WHAT’LL TAKE: “Pass my Brexit deal and by this time next year we’ll all be millionaires!” May is to tell MPs, as she bids to drag her dead pet Brexit deal out of the cemetery and back to the Commons for a fourth time.
The deal, rebranded yesterday by a pliant Brexit Secretary and compliant BBC, as ‘the Barnier deal’, is expected to be dragged with a chain around its ankle out of the musty Westminster soil and back into the lower house in June.
”Theresa doesn’t take no for an answer,” a Downing Street insider revealed, “although she quite likes to say no, especially to asylum seekers and people who came here legally, but are now being tormented by retrospective immigration law changes, designed to make Britain grate again.”

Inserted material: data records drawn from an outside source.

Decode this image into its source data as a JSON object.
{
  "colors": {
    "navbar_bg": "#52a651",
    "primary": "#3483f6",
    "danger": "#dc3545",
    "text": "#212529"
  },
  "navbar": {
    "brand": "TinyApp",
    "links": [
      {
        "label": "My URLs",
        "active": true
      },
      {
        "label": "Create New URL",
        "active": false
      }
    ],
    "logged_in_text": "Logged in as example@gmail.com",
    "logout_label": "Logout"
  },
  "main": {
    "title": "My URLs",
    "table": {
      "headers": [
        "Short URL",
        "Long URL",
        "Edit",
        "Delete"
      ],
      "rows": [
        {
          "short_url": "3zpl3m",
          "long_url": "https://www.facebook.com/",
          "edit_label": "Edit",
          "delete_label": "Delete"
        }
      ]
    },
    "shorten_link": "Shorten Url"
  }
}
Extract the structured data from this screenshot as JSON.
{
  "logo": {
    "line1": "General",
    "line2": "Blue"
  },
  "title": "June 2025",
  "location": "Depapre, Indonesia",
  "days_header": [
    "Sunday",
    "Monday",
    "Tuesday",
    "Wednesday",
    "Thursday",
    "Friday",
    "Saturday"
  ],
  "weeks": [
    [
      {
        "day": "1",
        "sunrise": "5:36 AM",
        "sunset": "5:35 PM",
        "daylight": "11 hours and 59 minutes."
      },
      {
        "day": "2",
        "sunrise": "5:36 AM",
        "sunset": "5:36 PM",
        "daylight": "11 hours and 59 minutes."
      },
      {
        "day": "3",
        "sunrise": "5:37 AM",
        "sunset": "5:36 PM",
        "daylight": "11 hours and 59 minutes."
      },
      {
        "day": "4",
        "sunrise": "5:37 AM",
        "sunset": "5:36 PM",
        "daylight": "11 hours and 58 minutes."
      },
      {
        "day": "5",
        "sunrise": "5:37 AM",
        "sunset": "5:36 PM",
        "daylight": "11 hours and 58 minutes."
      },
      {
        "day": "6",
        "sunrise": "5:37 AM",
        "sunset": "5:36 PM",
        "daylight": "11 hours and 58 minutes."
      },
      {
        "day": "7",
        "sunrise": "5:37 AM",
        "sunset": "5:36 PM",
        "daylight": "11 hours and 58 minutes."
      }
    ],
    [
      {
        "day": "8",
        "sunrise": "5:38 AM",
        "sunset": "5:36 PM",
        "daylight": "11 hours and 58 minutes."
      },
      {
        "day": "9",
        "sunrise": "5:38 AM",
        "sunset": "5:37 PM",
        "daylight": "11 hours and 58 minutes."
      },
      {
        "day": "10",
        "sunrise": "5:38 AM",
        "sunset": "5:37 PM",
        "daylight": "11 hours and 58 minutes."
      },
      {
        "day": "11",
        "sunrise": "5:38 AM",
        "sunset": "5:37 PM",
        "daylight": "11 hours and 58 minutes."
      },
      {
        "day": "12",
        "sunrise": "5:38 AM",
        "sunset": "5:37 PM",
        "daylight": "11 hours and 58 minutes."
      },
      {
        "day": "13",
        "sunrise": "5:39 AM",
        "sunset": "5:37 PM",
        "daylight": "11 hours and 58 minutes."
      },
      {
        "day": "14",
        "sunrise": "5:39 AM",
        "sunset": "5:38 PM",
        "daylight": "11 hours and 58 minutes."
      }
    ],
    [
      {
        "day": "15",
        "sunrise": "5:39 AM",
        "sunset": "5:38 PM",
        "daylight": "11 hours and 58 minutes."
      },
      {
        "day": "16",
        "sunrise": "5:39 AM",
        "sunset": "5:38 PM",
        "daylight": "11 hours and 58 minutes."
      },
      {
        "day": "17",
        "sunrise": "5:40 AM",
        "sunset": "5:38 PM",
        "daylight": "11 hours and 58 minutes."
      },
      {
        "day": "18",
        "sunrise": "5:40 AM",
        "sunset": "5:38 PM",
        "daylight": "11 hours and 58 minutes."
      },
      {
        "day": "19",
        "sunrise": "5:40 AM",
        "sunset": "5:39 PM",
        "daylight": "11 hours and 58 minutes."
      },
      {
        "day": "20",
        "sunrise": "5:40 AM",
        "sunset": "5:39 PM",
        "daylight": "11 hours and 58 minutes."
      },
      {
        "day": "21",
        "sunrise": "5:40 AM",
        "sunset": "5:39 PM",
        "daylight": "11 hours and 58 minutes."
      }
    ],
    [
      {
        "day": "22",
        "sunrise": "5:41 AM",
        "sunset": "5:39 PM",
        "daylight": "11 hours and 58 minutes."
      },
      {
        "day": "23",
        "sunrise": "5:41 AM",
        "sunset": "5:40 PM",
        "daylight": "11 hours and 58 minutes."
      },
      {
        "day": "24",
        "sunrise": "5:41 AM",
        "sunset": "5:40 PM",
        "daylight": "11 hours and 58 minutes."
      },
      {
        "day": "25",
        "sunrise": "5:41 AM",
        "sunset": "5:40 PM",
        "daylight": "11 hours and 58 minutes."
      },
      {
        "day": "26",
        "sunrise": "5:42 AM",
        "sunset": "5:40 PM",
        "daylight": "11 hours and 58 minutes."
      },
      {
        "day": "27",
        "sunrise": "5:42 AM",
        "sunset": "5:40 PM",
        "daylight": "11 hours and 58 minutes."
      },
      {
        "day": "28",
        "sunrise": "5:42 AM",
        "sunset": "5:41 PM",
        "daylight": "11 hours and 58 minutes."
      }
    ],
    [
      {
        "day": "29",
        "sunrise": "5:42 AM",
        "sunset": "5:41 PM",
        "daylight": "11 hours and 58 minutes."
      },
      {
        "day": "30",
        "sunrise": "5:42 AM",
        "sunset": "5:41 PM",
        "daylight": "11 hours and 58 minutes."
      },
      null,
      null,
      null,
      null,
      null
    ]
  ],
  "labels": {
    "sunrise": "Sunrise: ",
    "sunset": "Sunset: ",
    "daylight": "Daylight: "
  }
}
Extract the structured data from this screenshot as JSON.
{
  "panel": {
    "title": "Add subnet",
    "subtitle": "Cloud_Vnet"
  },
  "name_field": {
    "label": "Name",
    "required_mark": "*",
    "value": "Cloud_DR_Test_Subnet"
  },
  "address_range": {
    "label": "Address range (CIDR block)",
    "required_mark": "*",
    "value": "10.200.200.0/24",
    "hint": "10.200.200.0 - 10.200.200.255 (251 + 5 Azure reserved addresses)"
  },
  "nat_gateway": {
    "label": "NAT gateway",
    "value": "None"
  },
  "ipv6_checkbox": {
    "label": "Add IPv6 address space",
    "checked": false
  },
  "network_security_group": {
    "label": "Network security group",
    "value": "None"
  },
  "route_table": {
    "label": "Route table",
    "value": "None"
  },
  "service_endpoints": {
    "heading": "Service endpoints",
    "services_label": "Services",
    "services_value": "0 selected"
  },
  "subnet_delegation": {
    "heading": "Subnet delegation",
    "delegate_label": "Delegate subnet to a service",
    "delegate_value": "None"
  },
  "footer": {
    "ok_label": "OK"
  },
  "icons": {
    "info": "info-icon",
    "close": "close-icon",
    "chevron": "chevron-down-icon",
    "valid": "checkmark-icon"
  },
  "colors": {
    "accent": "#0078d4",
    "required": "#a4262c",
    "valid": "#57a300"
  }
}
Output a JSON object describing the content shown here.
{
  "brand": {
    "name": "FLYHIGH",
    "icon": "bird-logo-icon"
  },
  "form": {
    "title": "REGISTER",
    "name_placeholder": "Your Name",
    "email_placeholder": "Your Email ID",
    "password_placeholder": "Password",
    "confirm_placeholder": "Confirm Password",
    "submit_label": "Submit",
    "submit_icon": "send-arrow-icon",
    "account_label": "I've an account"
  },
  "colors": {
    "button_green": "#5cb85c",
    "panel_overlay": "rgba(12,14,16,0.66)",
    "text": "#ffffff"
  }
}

Why the rebranding is a question?
”It has to be done ahead of the next failure. Continuing to call it the ‘May Deal’ is a political risk for the prime minister. She wasn’t damaged by the first trio of fails, but a fourth or fifth? A sixth or seventh? That might dent her reputation as strong and stable.”
So it’s Barnier’s fault?
”Yes. He should never have set down those red lines in the Lancaster House speech. Reckless and short sighted of him. Seriously, you’d think the EU, with its reputation for negotiating, would have picked someone prepared to think ahead.”
Presumably May can tell MPs that it’s the EU’s fault too?
“Yes. When she’s not busy telling everyone it’s her own MPs fault that Brexit hasn’t been delivered. Which it is of course, something future generations may well thank them for. Which is a nice twist for frothing mouthed ideologues, to actually do something useful, even if it’s by accident.”
But how will May’s latest argument go over with the lower house?
“Hard to say, so many of the MPs are millionaires already, it’s not exactly an incentive.”